Performance Comparison of Naive Bayes and Complement Naive Bayes Algorithms


Seref B., BOSTANCI G. E.

6th International Conference on Electrical and Electronics Engineering (ICEEE), İstanbul, Türkiye, 16 - 17 Nisan 2019, ss.131-138 identifier identifier

  • Yayın Türü: Bildiri / Tam Metin Bildiri
  • Doi Numarası: 10.1109/iceee2019.2019.00033
  • Basıldığı Şehir: İstanbul
  • Basıldığı Ülke: Türkiye
  • Sayfa Sayıları: ss.131-138
  • Anahtar Kelimeler: big data, training time, testing time, mahout
  • Ankara Üniversitesi Adresli: Evet

Özet

Big data is defined with 3 V which are volume, velocity and variety.

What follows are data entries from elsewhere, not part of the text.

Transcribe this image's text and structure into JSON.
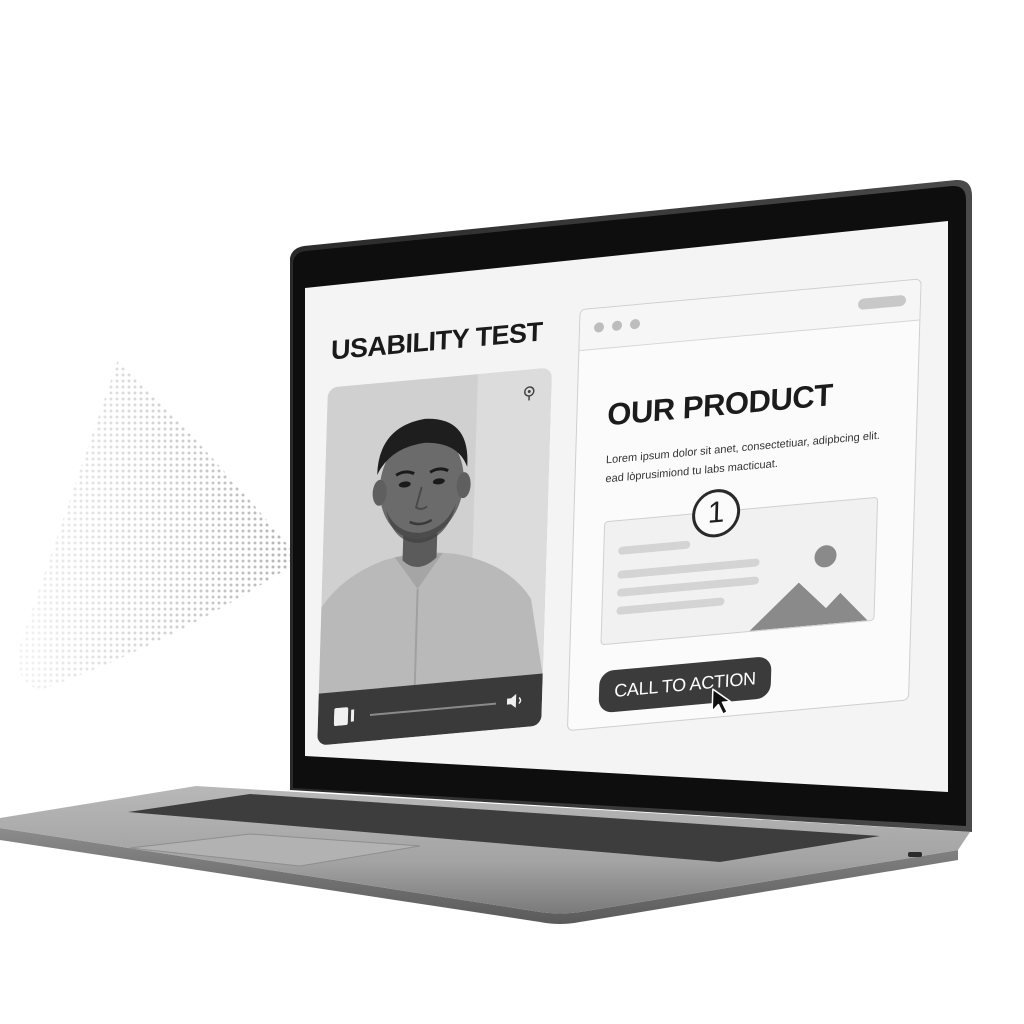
{
  "screen": {
    "title": "USABILITY TEST"
  },
  "video_player": {
    "camera_icon": "webcam-icon",
    "play_icon": "play-icon",
    "volume_icon": "volume-icon",
    "progress": 0.0
  },
  "browser": {
    "window_dots": 3,
    "heading": "OUR PRODUCT",
    "body_text": "Lorem ipsum dolor sit anet, consectetiuar, adipbcing elit. ead lòprusimiond tu labs macticuat.",
    "step_number": "1",
    "cta_label": "CALL TO ACTION",
    "image_icon": "mountain-image-icon",
    "cursor_icon": "cursor-arrow-icon"
  },
  "colors": {
    "background": "#ffffff",
    "laptop_body": "#9b9b9b",
    "bezel": "#0e0e0e",
    "screen": "#f4f4f4",
    "button": "#3b3b3b",
    "accent_dark": "#1c1c1c"
  }
}
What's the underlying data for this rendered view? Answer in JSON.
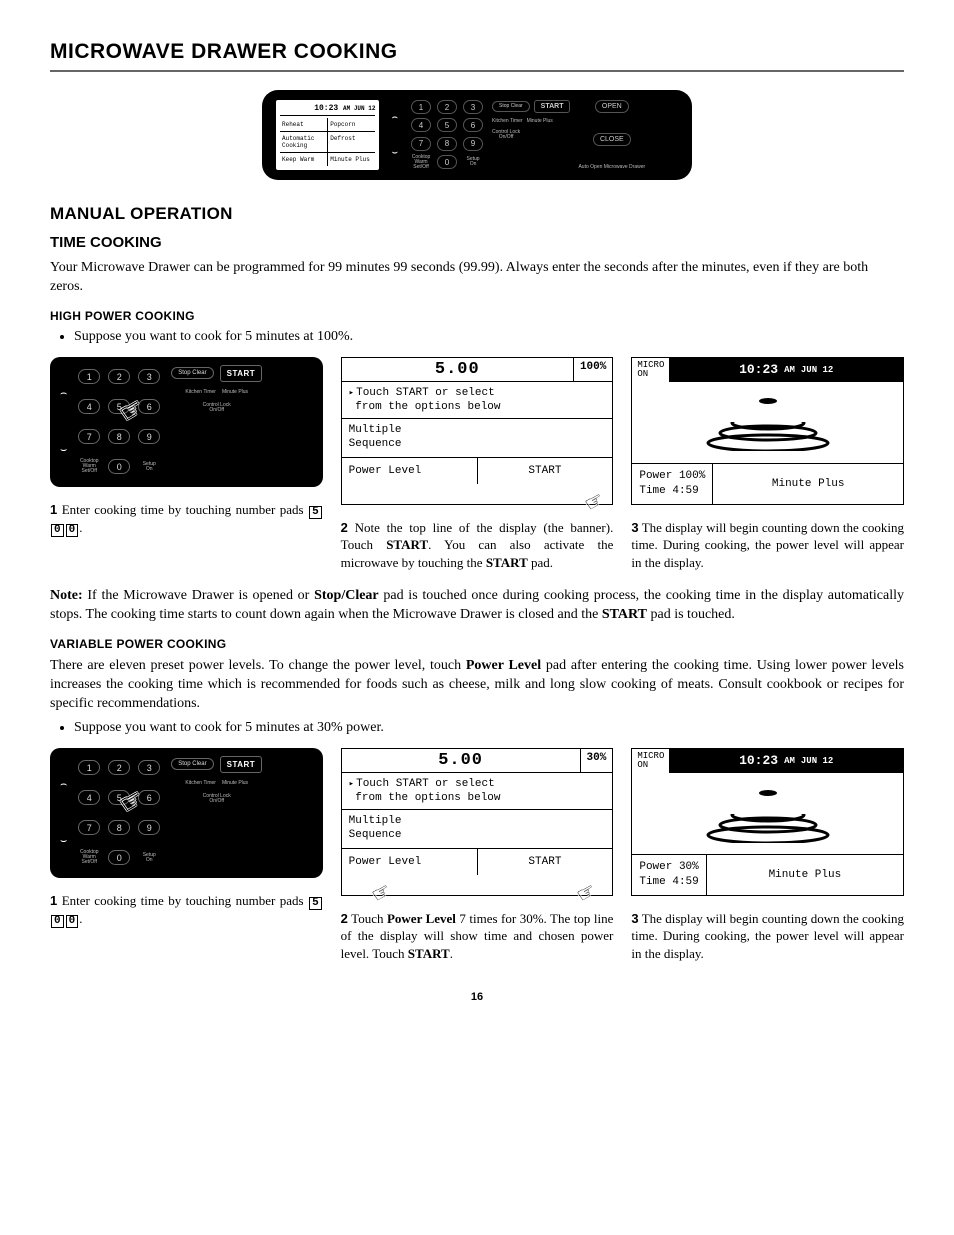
{
  "pageTitle": "MICROWAVE DRAWER COOKING",
  "panel": {
    "clock": "10:23",
    "clockSuffix": "AM  JUN 12",
    "screen": [
      [
        "Reheat",
        "Popcorn"
      ],
      [
        "Automatic Cooking",
        "Defrost"
      ],
      [
        "Keep Warm",
        "Minute Plus"
      ]
    ],
    "keys": [
      "1",
      "2",
      "3",
      "4",
      "5",
      "6",
      "7",
      "8",
      "9",
      "0"
    ],
    "subs": {
      "cooktop": "Cooktop Warm",
      "setoff": "Set/Off",
      "on": "On",
      "setup": "Setup"
    },
    "right": {
      "stopClear": "Stop Clear",
      "start": "START",
      "kitchenTimer": "Kitchen Timer",
      "minutePlus": "Minute Plus",
      "controlLock": "Control Lock",
      "onoff": "On/Off"
    },
    "farRight": {
      "open": "OPEN",
      "close": "CLOSE",
      "auto": "Auto Open Microwave Drawer"
    }
  },
  "sections": {
    "manualOp": "MANUAL OPERATION",
    "timeCooking": "TIME COOKING",
    "timeCookingIntro": "Your Microwave Drawer can be programmed for 99 minutes 99 seconds (99.99). Always enter the seconds after the minutes, even if they are both zeros.",
    "highPower": "HIGH POWER COOKING",
    "hpBullet": "Suppose you want to cook for 5 minutes at 100%.",
    "varPower": "VARIABLE POWER COOKING",
    "varIntro1": "There are eleven preset power levels. To change the power level, touch ",
    "varIntroBold1": "Power Level",
    "varIntro2": " pad after entering the cooking time. Using lower power levels increases the cooking time which is recommended for foods such as cheese, milk and long slow cooking of meats. Consult cookbook or recipes for specific recommendations.",
    "varBullet": "Suppose you want to cook for 5 minutes at 30% power."
  },
  "lcd1": {
    "time": "5.00",
    "pct": "100%",
    "msg1": "Touch START or select",
    "msg2": "from the options below",
    "opt1a": "Multiple",
    "opt1b": "Sequence",
    "botL": "Power Level",
    "botR": "START"
  },
  "cook1": {
    "micro": "MICRO",
    "on": "ON",
    "clock": "10:23",
    "am": "AM",
    "date": "JUN 12",
    "power": "Power 100%",
    "time": "Time  4:59",
    "minplus": "Minute Plus"
  },
  "lcd2": {
    "time": "5.00",
    "pct": "30%",
    "msg1": "Touch START or select",
    "msg2": "from the options below",
    "opt1a": "Multiple",
    "opt1b": "Sequence",
    "botL": "Power Level",
    "botR": "START"
  },
  "cook2": {
    "micro": "MICRO",
    "on": "ON",
    "clock": "10:23",
    "am": "AM",
    "date": "JUN 12",
    "power": "Power  30%",
    "time": "Time  4:59",
    "minplus": "Minute Plus"
  },
  "steps": {
    "hp1a": "Enter cooking time by touching number pads ",
    "hp2a": "Note the top line of the display (the banner). Touch ",
    "hp2b": ". You can also activate the microwave by touching the ",
    "hp2c": " pad.",
    "hp3": "The display will begin counting down the cooking time. During cooking, the power level will appear in the display.",
    "vp2a": "Touch ",
    "vp2b": " 7 times for 30%. The top line of the display will show time and chosen power level. Touch ",
    "start": "START",
    "powerLevel": "Power Level"
  },
  "keypress": [
    "5",
    "0",
    "0"
  ],
  "note": {
    "label": "Note:",
    "t1": " If the Microwave Drawer is opened or ",
    "b1": "Stop/Clear",
    "t2": " pad is touched once during cooking process, the cooking time in the display automatically stops. The cooking time starts to count down again when the Microwave Drawer is closed and the ",
    "b2": "START",
    "t3": " pad is touched."
  },
  "pageNum": "16"
}
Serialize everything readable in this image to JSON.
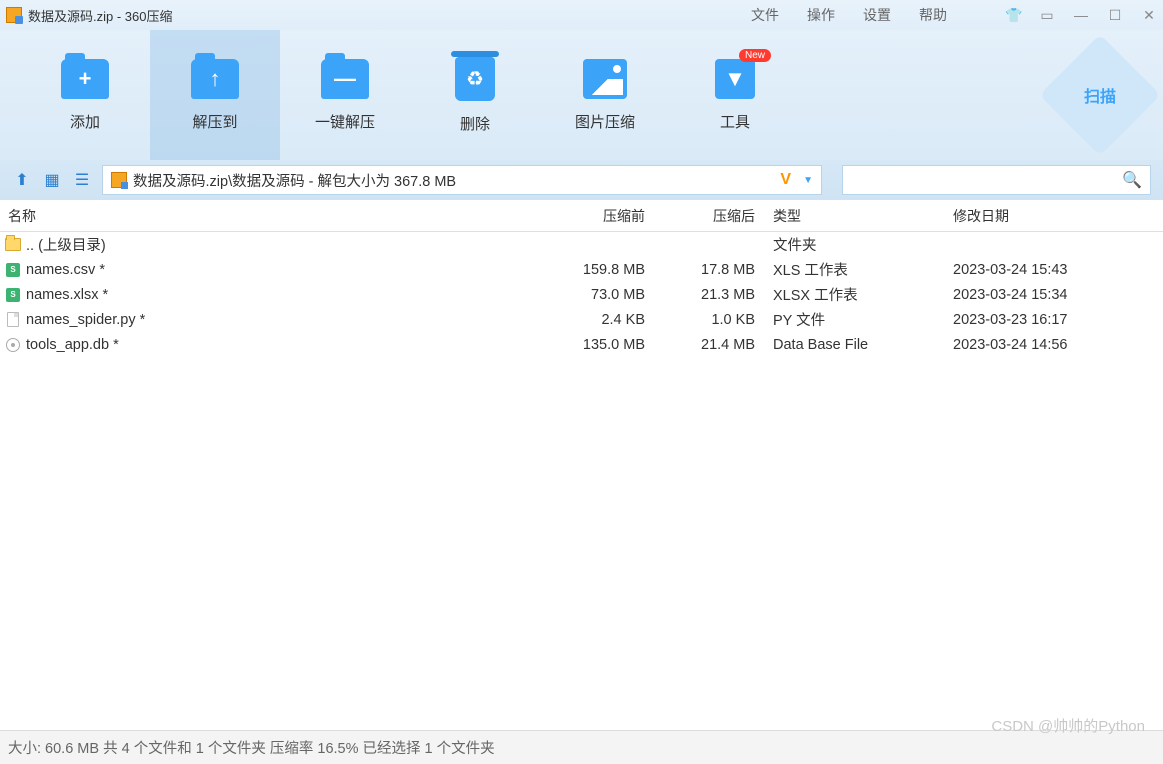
{
  "titlebar": {
    "title": "数据及源码.zip - 360压缩",
    "menu": {
      "file": "文件",
      "operation": "操作",
      "settings": "设置",
      "help": "帮助"
    }
  },
  "toolbar": {
    "add": "添加",
    "extract_to": "解压到",
    "one_click": "一键解压",
    "delete": "删除",
    "img_compress": "图片压缩",
    "tools": "工具",
    "new_badge": "New",
    "scan": "扫描"
  },
  "pathbar": {
    "path": "数据及源码.zip\\数据及源码 - 解包大小为 367.8 MB"
  },
  "columns": {
    "name": "名称",
    "before": "压缩前",
    "after": "压缩后",
    "type": "类型",
    "date": "修改日期"
  },
  "rows": [
    {
      "icon": "folder",
      "name": ".. (上级目录)",
      "before": "",
      "after": "",
      "type": "文件夹",
      "date": ""
    },
    {
      "icon": "xls",
      "name": "names.csv *",
      "before": "159.8 MB",
      "after": "17.8 MB",
      "type": "XLS 工作表",
      "date": "2023-03-24 15:43"
    },
    {
      "icon": "xls",
      "name": "names.xlsx *",
      "before": "73.0 MB",
      "after": "21.3 MB",
      "type": "XLSX 工作表",
      "date": "2023-03-24 15:34"
    },
    {
      "icon": "file",
      "name": "names_spider.py *",
      "before": "2.4 KB",
      "after": "1.0 KB",
      "type": "PY 文件",
      "date": "2023-03-23 16:17"
    },
    {
      "icon": "db",
      "name": "tools_app.db *",
      "before": "135.0 MB",
      "after": "21.4 MB",
      "type": "Data Base File",
      "date": "2023-03-24 14:56"
    }
  ],
  "statusbar": {
    "text": "大小: 60.6 MB 共 4 个文件和 1 个文件夹 压缩率 16.5%  已经选择 1 个文件夹"
  },
  "watermark": "CSDN @帅帅的Python"
}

It is hard to analyze, store and process this data because of its size and complexity. When traditional tools are used to analyze the data, execution time is too much. On the other hand, there are some tools and libraries to analyze and process the big data. As a result, it does not take too much time to analyze and process the data. For example; Hadoop is an open source library that allow the distributed computing for large datasets. Mahout is a library that allows machine learning, Hive allows querying and Kafka allows messaging. In this paper, Hadoop and Mahout are used and performance of Naive Bayes and Complement Naive Bayes Algorithms are compared based on average correctly classified instance percentage, average training time and average testing time with different size of the dataset. As a dataset, "20 Newsgroups" is used and size of the dataset is increased by scaling the dataset with 2, 4 and 8. As a result, datasets with the size of 37692, 75384 and 150768 are created. All experiments are carried on with all the datasets using different smoothing, weight and normalization parameters for 10 times and then, average of all the results are taken. After all the experiments, it is observed that performance of Naive Bayes Algorithm is better than Complement Naive Bayes Algorithm based on average training time. On the other hand, performance of Complement Naive Bayes is better than the other based on average correctly classified instance percentage.